Last week’s highlights
Multiple bills have passed through committee consideration and will be debated by either the full state senate or the full house of representatives before going to a vote. As a result, these bills are much closer to becoming laws. Some bills have already made it through one legislative chamber or another. They could become law if they make it through another vote with no amendments and are signed by Governor Kate Brown. One example is HB 4133, which improves Oregon’s online voter registration system, especially for those voters who do not have a state-issued ID and is scheduled for a second reading in the state house of representatives today.
House Bill 4079, which would have provided former foster youth and low-income pregnant parents with a guaranteed income, will not be up for a vote. State Representative Anna Williams, who chairs the House Committee on Human Services, pulled the bill from the committee’s agenda.

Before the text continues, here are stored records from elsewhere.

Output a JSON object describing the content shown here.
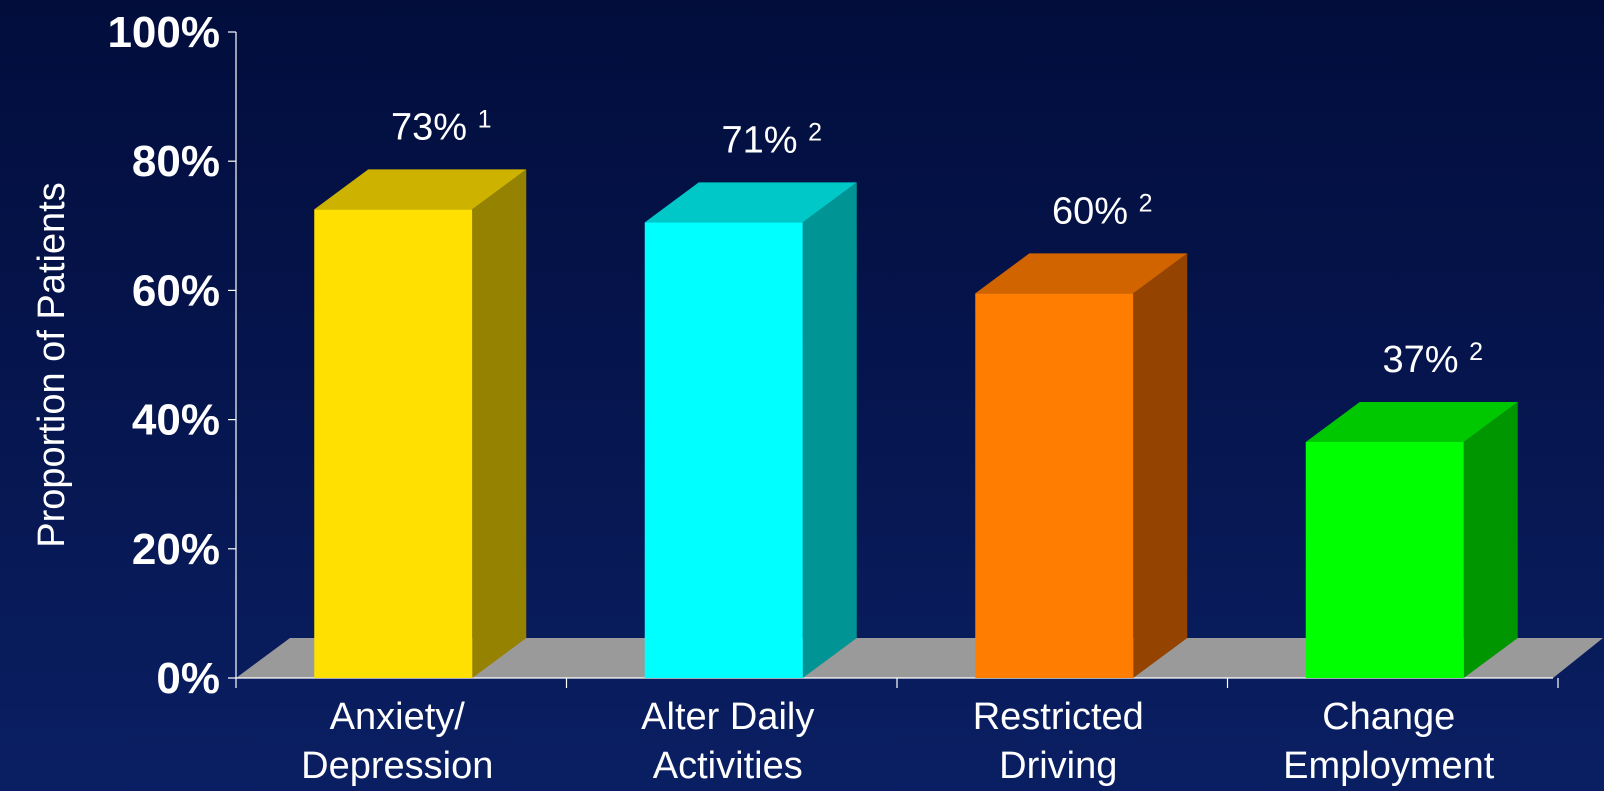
{
  "chart_data": {
    "type": "bar",
    "title": "",
    "xlabel": "",
    "ylabel": "Proportion of Patients",
    "ylim": [
      0,
      100
    ],
    "y_ticks": [
      "0%",
      "20%",
      "40%",
      "60%",
      "80%",
      "100%"
    ],
    "y_tick_values": [
      0,
      20,
      40,
      60,
      80,
      100
    ],
    "grid": false,
    "style": "3d-bar",
    "floor_color": "#9a9a9a",
    "categories": [
      {
        "lines": [
          "Anxiety/",
          "Depression"
        ],
        "value": 73,
        "label": "73%",
        "footnote": "1",
        "front": "#ffe000",
        "side": "#958200",
        "top": "#cdb300"
      },
      {
        "lines": [
          "Alter Daily",
          "Activities"
        ],
        "value": 71,
        "label": "71%",
        "footnote": "2",
        "front": "#00ffff",
        "side": "#009494",
        "top": "#00c8c8"
      },
      {
        "lines": [
          "Restricted",
          "Driving"
        ],
        "value": 60,
        "label": "60%",
        "footnote": "2",
        "front": "#ff7d00",
        "side": "#944400",
        "top": "#d26400"
      },
      {
        "lines": [
          "Change",
          "Employment"
        ],
        "value": 37,
        "label": "37%",
        "footnote": "2",
        "front": "#00ff00",
        "side": "#009600",
        "top": "#00c800"
      }
    ]
  }
}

Williams told The Statesman Journal, “The bill faced a difficult path out of our committee and we had limited time to address concerns in a five-week session.”

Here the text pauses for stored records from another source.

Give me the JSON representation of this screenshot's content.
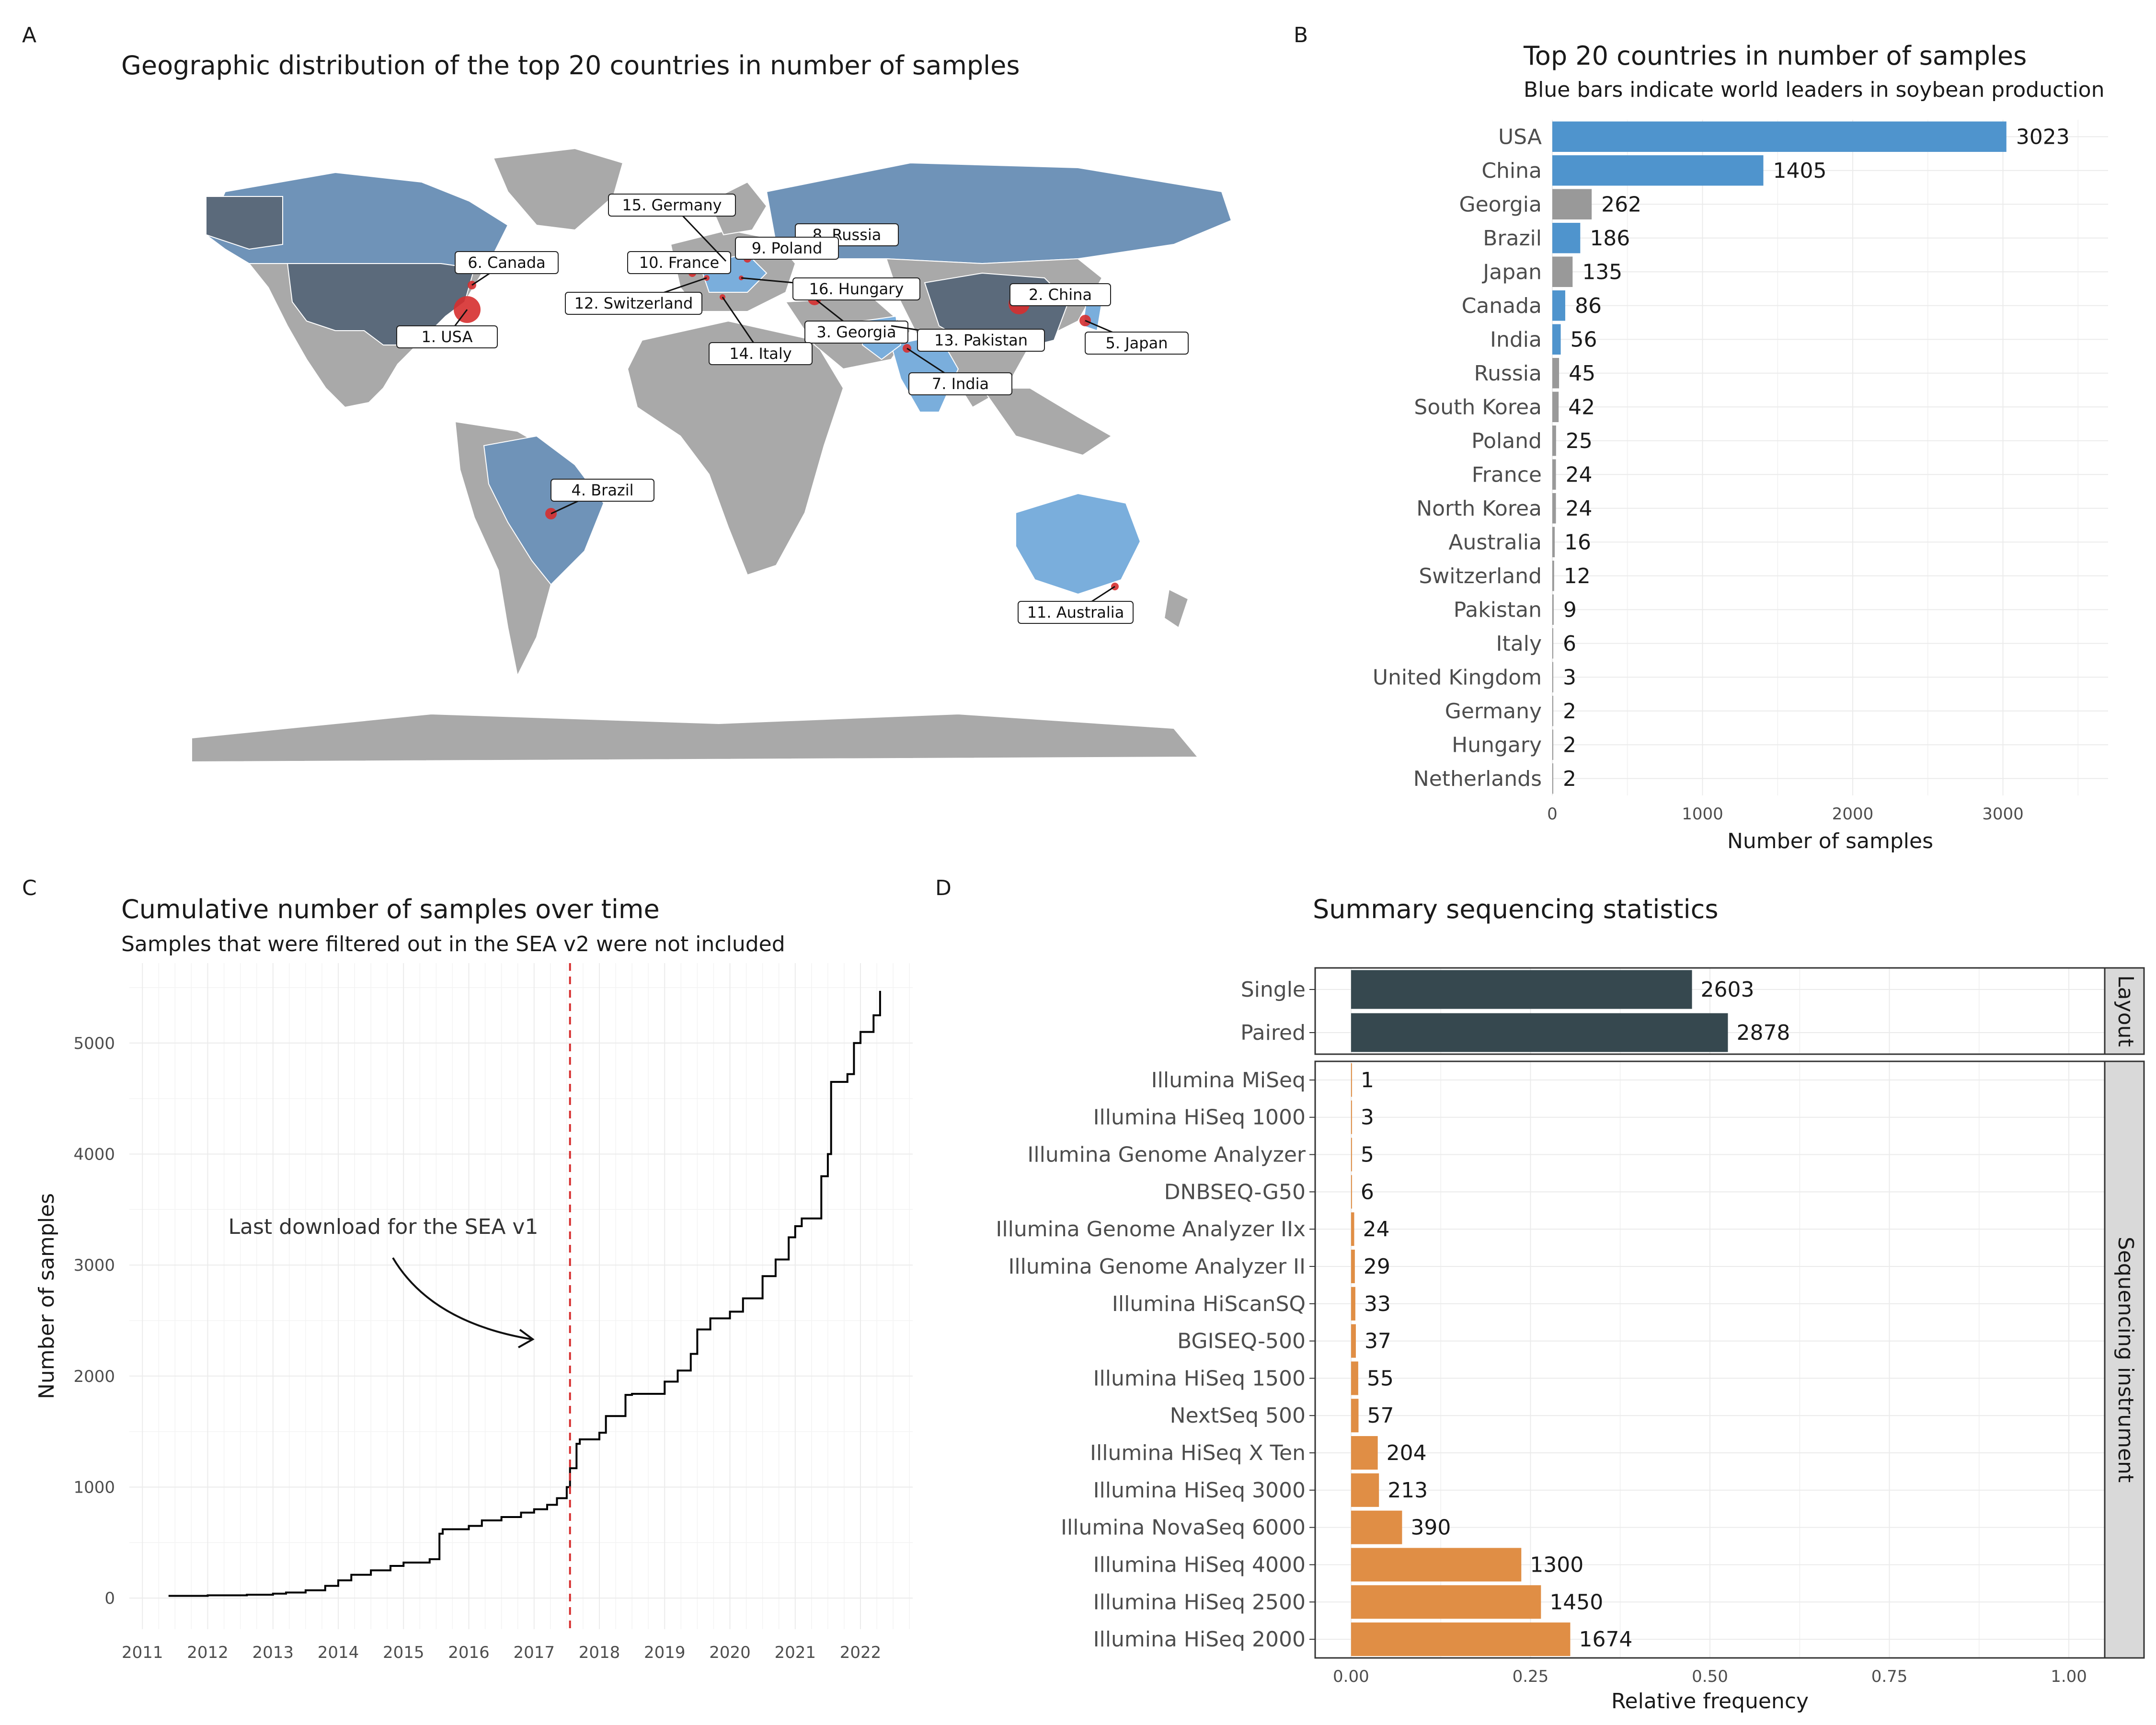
{
  "panels": {
    "a": {
      "letter": "A",
      "title": "Geographic distribution of the top 20 countries in number of samples"
    },
    "b": {
      "letter": "B",
      "title": "Top 20 countries in number of samples",
      "subtitle": "Blue bars indicate world leaders in soybean production"
    },
    "c": {
      "letter": "C",
      "title": "Cumulative number of samples over time",
      "subtitle": "Samples that were filtered out in the SEA v2 were not included"
    },
    "d": {
      "letter": "D",
      "title": "Summary sequencing statistics"
    }
  },
  "colors": {
    "leader": "#4f94cd",
    "other": "#999999",
    "layout": "#36484f",
    "instrument": "#e08e45",
    "map_land": "#a9a9a9",
    "map_dark": "#5b6a7b",
    "map_mid": "#6f93b8",
    "map_light": "#7aaedc",
    "dot": "#d62f2f",
    "vline": "#d62f2f"
  },
  "chart_data": [
    {
      "type": "map",
      "labels": [
        "1. USA",
        "2. China",
        "3. Georgia",
        "4. Brazil",
        "5. Japan",
        "6. Canada",
        "7. India",
        "8. Russia",
        "9. Poland",
        "10. France",
        "11. Australia",
        "12. Switzerland",
        "13. Pakistan",
        "14. Italy",
        "15. Germany",
        "16. Hungary"
      ]
    },
    {
      "type": "bar",
      "orientation": "horizontal",
      "categories": [
        "USA",
        "China",
        "Georgia",
        "Brazil",
        "Japan",
        "Canada",
        "India",
        "Russia",
        "South Korea",
        "Poland",
        "France",
        "North Korea",
        "Australia",
        "Switzerland",
        "Pakistan",
        "Italy",
        "United Kingdom",
        "Germany",
        "Hungary",
        "Netherlands"
      ],
      "values": [
        3023,
        1405,
        262,
        186,
        135,
        86,
        56,
        45,
        42,
        25,
        24,
        24,
        16,
        12,
        9,
        6,
        3,
        2,
        2,
        2
      ],
      "leaders": [
        true,
        true,
        false,
        true,
        false,
        true,
        true,
        false,
        false,
        false,
        false,
        false,
        false,
        false,
        false,
        false,
        false,
        false,
        false,
        false
      ],
      "xlabel": "Number of samples",
      "xticks": [
        0,
        1000,
        2000,
        3000
      ],
      "xlim": [
        0,
        3700
      ]
    },
    {
      "type": "line",
      "xlabel": "",
      "ylabel": "Number of samples",
      "xticks": [
        "2011",
        "2012",
        "2013",
        "2014",
        "2015",
        "2016",
        "2017",
        "2018",
        "2019",
        "2020",
        "2021",
        "2022"
      ],
      "yticks": [
        0,
        1000,
        2000,
        3000,
        4000,
        5000
      ],
      "xlim": [
        2010.8,
        2022.8
      ],
      "ylim": [
        -280,
        5720
      ],
      "vline_x": 2017.55,
      "annotation": "Last download for the SEA v1",
      "x": [
        2011.4,
        2012.0,
        2012.6,
        2013.0,
        2013.2,
        2013.5,
        2013.8,
        2014.0,
        2014.2,
        2014.5,
        2014.8,
        2015.0,
        2015.4,
        2015.55,
        2015.6,
        2016.0,
        2016.2,
        2016.5,
        2016.8,
        2017.0,
        2017.2,
        2017.35,
        2017.5,
        2017.55,
        2017.65,
        2017.7,
        2018.0,
        2018.1,
        2018.4,
        2018.5,
        2019.0,
        2019.2,
        2019.4,
        2019.5,
        2019.7,
        2020.0,
        2020.2,
        2020.5,
        2020.7,
        2020.9,
        2021.0,
        2021.1,
        2021.4,
        2021.5,
        2021.55,
        2021.8,
        2021.9,
        2022.0,
        2022.2,
        2022.3
      ],
      "y": [
        20,
        25,
        30,
        40,
        50,
        70,
        110,
        160,
        210,
        250,
        290,
        320,
        350,
        580,
        620,
        650,
        700,
        730,
        770,
        800,
        840,
        900,
        1000,
        1170,
        1390,
        1430,
        1490,
        1640,
        1830,
        1840,
        1950,
        2050,
        2200,
        2420,
        2520,
        2580,
        2700,
        2900,
        3050,
        3250,
        3350,
        3420,
        3800,
        4000,
        4650,
        4720,
        5000,
        5100,
        5250,
        5470
      ]
    },
    {
      "type": "bar",
      "orientation": "horizontal",
      "facets": [
        {
          "name": "Layout",
          "categories": [
            "Single",
            "Paired"
          ],
          "values": [
            2603,
            2878
          ],
          "freq": [
            0.475,
            0.525
          ]
        },
        {
          "name": "Sequencing instrument",
          "categories": [
            "Illumina MiSeq",
            "Illumina HiSeq 1000",
            "Illumina Genome Analyzer",
            "DNBSEQ-G50",
            "Illumina Genome Analyzer IIx",
            "Illumina Genome Analyzer II",
            "Illumina HiScanSQ",
            "BGISEQ-500",
            "Illumina HiSeq 1500",
            "NextSeq 500",
            "Illumina HiSeq X Ten",
            "Illumina HiSeq 3000",
            "Illumina NovaSeq 6000",
            "Illumina HiSeq 4000",
            "Illumina HiSeq 2500",
            "Illumina HiSeq 2000"
          ],
          "values": [
            1,
            3,
            5,
            6,
            24,
            29,
            33,
            37,
            55,
            57,
            204,
            213,
            390,
            1300,
            1450,
            1674
          ],
          "freq": [
            0.0002,
            0.0005,
            0.0009,
            0.0011,
            0.0044,
            0.0053,
            0.006,
            0.0067,
            0.01,
            0.0104,
            0.0372,
            0.0389,
            0.0711,
            0.2372,
            0.2646,
            0.3054
          ]
        }
      ],
      "xlabel": "Relative frequency",
      "xticks": [
        "0.00",
        "0.25",
        "0.50",
        "0.75",
        "1.00"
      ],
      "xlim": [
        -0.05,
        1.05
      ]
    }
  ]
}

State Senator Dallas Heard refused to wear a mask on the Oregon Senate floor yet again on Wednesday. Heard was removed from the chamber during the special legislative session held in December 2021 for the same reason. He also drew national attention during a special session in December 2020 for ripping off his mask in the Senate chamber and quoting scripture.
During last week’s public hearing, supporters and opponents of the bill testified for more than three hours. While extending a basic labor right to a class of workers and addressing almost 85 years of systematic racial injustice seems like an obvious step for Oregon’s legislators, farm owners have persuaded many legislators from rural districts that keeping agricultural workers below the poverty line is important. Republicans in the state house have hinted at a walkout during negotiations. HB 4002 in its original form offered farm owners credits to reduce the burden of paying their employees, as well as gradual phase-in. Amendments already on the table would set higher limits for overtime and would only allow overtime outside of “peak labor periods” which cover almost six months of the year. PCUN, the union representing farmworkers in Oregon, has called for a ‘day without immigrants,’ asking immigrants in Oregon to stay home today to show support for the bill.

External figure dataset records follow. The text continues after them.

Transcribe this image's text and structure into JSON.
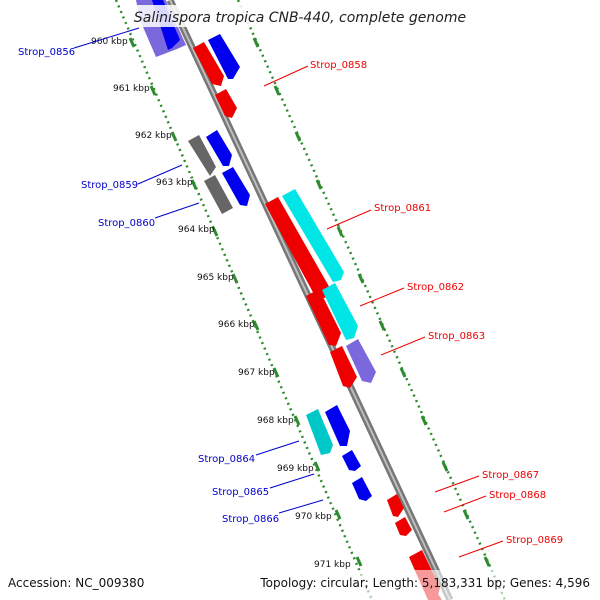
{
  "title": "Salinispora tropica CNB-440, complete genome",
  "footer": {
    "accession": "Accession: NC_009380",
    "summary": "Topology: circular; Length: 5,183,331 bp; Genes: 4,596"
  },
  "ticks": [
    "960 kbp",
    "961 kbp",
    "962 kbp",
    "963 kbp",
    "964 kbp",
    "965 kbp",
    "966 kbp",
    "967 kbp",
    "968 kbp",
    "969 kbp",
    "970 kbp",
    "971 kbp"
  ],
  "genes": {
    "left": [
      "Strop_0856",
      "Strop_0859",
      "Strop_0860",
      "Strop_0864",
      "Strop_0865",
      "Strop_0866"
    ],
    "right": [
      "Strop_0858",
      "Strop_0861",
      "Strop_0862",
      "Strop_0863",
      "Strop_0867",
      "Strop_0868",
      "Strop_0869"
    ]
  },
  "colors": {
    "backbone": "#8a8a8a",
    "dots": "#2e8b2e",
    "red": "#ee0000",
    "blue": "#0000ee",
    "cyan": "#00e5e5",
    "purple": "#7b68dd",
    "gray": "#666666",
    "label_blue": "#0000cc",
    "label_red": "#ee0000"
  }
}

Environmental racism can include a variety of systemic injustices, from the higher numbers of toxic polluters around neighborhoods with more residents of color to decades-long failures to address failing infrastructure in communities of color. While Oregon has an Environmental Justice Task Force that is responsible for providing guidance to the governor and state agencies, that task force doesn’t have the resources it needs to provide accurate guidance — to the point that it’s difficult assess the differences between harms faced by one location in the state to another. HB 4077 addresses these problems by providing resources to a reformed version of the EJTF.
When Oregon is next hit with a major earthquake, rupturing fuel tanks will be one of our biggest problems. Bulk fuel storage, like the tanks in Portland’s Critical Energy Infrastructure Hub along U.S. Route 30, will likely spill up to 200 million gallons of gasoline, diesel, and jet fuel into the Willamette River and on surrounding land. Preventing this potential disaster will require a variety of tactics — in an ideal world, the facilities within the CEI Hub would be decommissioned and removed immediately. However, since we don’t live in an ideal world, individual steps are important. SB 1567 would require the various owners of bulk fuel tanks to assess their vulnerability to earthquakes and put risk mitigation plans in place, as well as requiring the Oregon Department of Energy to develop a statewide energy security plan. While testimony is heavily in favor of the bill so far, companies like Zenith Energy routinely play by different rules than the average voter.
SB 1536 — Limits restrictions landlords, home owners associations, and others can impose on air conditioners and other cooling devices in residences
In an effort to prevent future deaths from heat waves, the Oregon state senate is considering requiring cooling systems in new rental units, as well as preventing landlords from restricting tenants’ cooling options. This bill’s work session on February 9 was carried over to today. HB 4058, which also addresses heat relief, is also working its way through the committee process and has been referred to the Joint Committee on Ways and Means for further consideration.